Элиза Ожешко - Господа Помпалинские. Хам
Это предположение развеселило Цезария.
— Да, конечно, — сказал он. — Но лучше безносым быть, чем слушать эту вечную мамину песню: «Mon pauvre César! Tu n’est bon à rien du tout!»
— A ты не слушай…
Цезарий уныло покачал головой.
— Итак, решено — едем! — объявил Павел. — Из одного любопытства стоит поехать — узнать, чего ей надо от тебя. К тому же там небось соберется большое общество… Ее миллионам все спешат поклониться…
— Ой, Павлик, тогда я не еду, — воскликнул Цезарий.
— Почему?
— Там будет много народу…
— А ты разве людей боишься?
— Нет, просто не хочется… На этих званых обедах и балах всегда такая скука… Не понимаю, что в них хорошего… Приезжают, раскланиваются, усаживаются в ряд… Разговаривают о погоде, как будто не знают, что на дворе, — дождь или солнце. И зачем болтать по-пустому… Или делают друг другу комплименты… Веришь ли, Павлик, я своими ушами слышал, как однажды за глаза смеялись над тем, перед кем только что рассыпались в любезностях… Я этого слышать не могу. Даже мама — ты ведь знаешь ее: святая женщина… даже мама как-то сказала при мне баронессе К., что у нее платье de la dernière élégance a когда баронесса ушла, бросила Мстиславу: «Cette pauvre baronne[306] похожа в своем платье на огородное пугало». Так что если мне в обществе говорят что-нибудь приятное, я так и жду, что за спиной меня подымут на смех… Ну скажи сам, Павлик, что тут забавного? А барышни… такие чопорные… трудно даже себе представить, что они способны на подлинное чувство. Ты вот гораздо красивей, умней и остроумней меня, а стоит нам вместе появиться в гостиной, как они норовят завладеть мной, а тебя еле Удостаивают внимания. Разве это хорошо?
Цезарий говорил горячо.

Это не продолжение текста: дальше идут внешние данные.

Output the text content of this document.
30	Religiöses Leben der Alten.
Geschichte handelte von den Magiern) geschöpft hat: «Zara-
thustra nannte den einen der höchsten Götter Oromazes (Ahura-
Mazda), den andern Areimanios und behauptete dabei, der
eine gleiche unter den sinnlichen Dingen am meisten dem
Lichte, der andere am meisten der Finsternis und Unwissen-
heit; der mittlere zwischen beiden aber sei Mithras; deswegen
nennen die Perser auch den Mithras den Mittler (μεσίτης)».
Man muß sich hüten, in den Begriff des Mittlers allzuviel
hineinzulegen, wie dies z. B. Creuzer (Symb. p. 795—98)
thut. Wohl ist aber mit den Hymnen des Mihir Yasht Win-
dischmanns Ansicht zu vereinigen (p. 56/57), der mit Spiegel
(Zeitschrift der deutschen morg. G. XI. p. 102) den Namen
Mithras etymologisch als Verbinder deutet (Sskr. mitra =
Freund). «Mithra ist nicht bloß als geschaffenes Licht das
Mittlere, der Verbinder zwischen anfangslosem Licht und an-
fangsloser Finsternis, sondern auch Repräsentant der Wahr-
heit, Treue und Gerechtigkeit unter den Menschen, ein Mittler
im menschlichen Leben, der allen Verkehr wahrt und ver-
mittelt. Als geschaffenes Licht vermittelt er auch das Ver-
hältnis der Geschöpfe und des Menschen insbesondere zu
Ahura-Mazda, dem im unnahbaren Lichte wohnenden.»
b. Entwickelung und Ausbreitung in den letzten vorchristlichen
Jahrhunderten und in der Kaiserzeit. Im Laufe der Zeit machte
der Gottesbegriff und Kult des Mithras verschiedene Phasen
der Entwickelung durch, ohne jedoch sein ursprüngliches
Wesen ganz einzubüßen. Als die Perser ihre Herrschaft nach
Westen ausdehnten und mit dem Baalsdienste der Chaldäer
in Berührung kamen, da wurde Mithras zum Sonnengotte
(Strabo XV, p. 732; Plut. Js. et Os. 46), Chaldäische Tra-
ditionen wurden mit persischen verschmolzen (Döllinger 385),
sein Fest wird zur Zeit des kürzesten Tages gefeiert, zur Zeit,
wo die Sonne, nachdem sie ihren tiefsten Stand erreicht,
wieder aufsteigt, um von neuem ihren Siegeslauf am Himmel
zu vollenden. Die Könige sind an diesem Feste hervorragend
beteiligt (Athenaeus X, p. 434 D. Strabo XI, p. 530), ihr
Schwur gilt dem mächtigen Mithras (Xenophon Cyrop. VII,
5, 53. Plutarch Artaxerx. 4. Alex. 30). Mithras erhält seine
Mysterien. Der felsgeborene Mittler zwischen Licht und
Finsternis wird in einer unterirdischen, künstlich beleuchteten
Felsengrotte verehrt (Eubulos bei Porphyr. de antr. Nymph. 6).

Когда он замолчал, Павел подошел к нему, поцеловал в лоб и с ласковым сочувствием заглянул в глаза.
— Дорогой Цезарий, — оставив свой обычный шутливый тон, начал он, — я мог бы многое сказать тебе и о тебе самом, и о ненавистном тебе свете, но не имею права… И так уже Мстислав однажды упрекнул меня, будто я тебя восстанавливаю против семьи, а в моем положении, дорогой мой, это слишком смахивало бы на вероломство. Может, ты сам когда-нибудь прозреешь или я тебе глаза открою в свое время… а пока… Пока, — повторил он весело, — надо ехать завтра в Одженицы… Неприлично тебе отказываться от приглашения пожилой дамы…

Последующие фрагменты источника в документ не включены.